My career continues to be non-traditional. I recently requested an assignment that has me returning to programming, an activity I truly enjoy. We are writing new Data Acquisition software. I am not in charge of a group of programmers; I am a team member. For a civil servant with 29 years of experience, this is truly a step backwards. But, I have found that working on what really interests me, is what keeps my work fresh and exciting. Fortunately, NASA is an employer that understands its diverse workforce and what it takes to keep them productive and engaged.

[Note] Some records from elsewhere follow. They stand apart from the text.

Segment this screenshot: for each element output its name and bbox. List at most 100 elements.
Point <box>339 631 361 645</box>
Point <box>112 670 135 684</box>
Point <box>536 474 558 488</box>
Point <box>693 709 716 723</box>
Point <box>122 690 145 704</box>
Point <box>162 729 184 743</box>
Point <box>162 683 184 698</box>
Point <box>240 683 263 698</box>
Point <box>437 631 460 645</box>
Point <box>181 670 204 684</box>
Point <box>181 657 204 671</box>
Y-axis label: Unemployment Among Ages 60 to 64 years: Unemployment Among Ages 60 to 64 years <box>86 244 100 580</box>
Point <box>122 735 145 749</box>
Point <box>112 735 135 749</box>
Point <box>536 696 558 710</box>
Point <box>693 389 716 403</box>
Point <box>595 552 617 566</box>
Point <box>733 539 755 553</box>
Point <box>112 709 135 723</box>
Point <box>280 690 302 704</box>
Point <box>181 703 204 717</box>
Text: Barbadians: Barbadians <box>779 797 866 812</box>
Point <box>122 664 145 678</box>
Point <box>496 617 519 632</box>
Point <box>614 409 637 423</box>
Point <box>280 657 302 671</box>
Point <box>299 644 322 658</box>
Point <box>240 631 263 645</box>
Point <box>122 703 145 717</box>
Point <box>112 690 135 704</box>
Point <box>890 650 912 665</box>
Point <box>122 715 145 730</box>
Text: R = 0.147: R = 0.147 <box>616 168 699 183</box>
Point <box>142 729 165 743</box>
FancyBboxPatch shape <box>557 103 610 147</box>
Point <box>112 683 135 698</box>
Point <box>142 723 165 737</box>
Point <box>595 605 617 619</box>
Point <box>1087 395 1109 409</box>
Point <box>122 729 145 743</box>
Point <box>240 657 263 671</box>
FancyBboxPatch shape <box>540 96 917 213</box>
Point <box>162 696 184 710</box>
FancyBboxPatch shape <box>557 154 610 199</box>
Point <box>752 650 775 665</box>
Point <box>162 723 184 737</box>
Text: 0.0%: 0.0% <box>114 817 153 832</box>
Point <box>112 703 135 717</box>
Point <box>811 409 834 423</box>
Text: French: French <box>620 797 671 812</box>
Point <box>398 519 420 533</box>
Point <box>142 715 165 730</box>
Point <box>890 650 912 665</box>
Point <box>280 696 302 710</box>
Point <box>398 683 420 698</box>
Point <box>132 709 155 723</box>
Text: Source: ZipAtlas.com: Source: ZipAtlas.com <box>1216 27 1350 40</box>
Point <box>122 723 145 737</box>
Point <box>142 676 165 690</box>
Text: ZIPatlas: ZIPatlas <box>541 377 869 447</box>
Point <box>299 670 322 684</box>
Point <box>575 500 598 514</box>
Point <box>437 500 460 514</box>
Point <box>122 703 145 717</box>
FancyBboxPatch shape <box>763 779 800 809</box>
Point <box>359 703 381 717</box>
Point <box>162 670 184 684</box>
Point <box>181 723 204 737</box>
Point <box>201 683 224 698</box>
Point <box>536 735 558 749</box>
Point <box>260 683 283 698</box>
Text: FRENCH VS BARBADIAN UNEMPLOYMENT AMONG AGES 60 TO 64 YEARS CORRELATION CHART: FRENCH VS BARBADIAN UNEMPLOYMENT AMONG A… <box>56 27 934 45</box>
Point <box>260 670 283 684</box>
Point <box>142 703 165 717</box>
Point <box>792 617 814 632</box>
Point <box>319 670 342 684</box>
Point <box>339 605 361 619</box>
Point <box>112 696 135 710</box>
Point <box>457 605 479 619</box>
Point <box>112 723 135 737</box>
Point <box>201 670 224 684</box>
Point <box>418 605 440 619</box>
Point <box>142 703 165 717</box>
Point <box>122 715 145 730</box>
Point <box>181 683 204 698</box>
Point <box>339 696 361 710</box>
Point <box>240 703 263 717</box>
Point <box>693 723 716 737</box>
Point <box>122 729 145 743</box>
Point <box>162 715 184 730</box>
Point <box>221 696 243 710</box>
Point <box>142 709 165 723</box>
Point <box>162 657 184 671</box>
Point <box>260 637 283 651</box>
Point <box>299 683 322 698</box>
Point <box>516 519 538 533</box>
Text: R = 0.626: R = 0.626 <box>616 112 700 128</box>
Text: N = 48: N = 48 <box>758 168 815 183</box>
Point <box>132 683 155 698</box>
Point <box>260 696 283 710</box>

For Wendy Holladay, the trick has been to balance her large family of 6 with her fast moving career at NASA. To accomplish both, she spent 20 of her 29 years at NASA Stennis Space Center as a part-time employee. And, for Ms. Holladay, it has made all of the difference. She currently serves as the Data Acquisition Engineer at NASA Stennis. During her 29 years at NASA, she has had many assignments from E3 Test Stand Electrical Lead to Deputy of the Space Shuttle Main Engine Project Office to Software Developer for the NASA Data Acquisition System (NDAS). She leads a diverse team and works closely with her mechanical engineering colleagues to provide delivery of high quality test data to a wide variety of customers while meeting costs and schedules. As an NDAS Software Developer, she works with a team of programmers to provide NASA with a Data Acquisition Software package, designed to function at many test stands across NASA on a wide variety of hardware platforms. This system will give NASA test stands a common interface, data format and data reduction capability needed to reduce costs to programs as NASA works to provide test services to both government and commercial customers. As both an extension of her combining family and work and with her great respect for the knowledge and innovation that young people bring to the workplace, she has been a FIRST Robotics mentor for 7 years , a USRP mentor for 3 years, a SHARP mentor, and a mentor to a junior engineer through NASA Stennis’mentoring program. Ms. Holladay has been awarded the NASA Exceptional Achievement Medal for her technical work in propulsion testing and software development.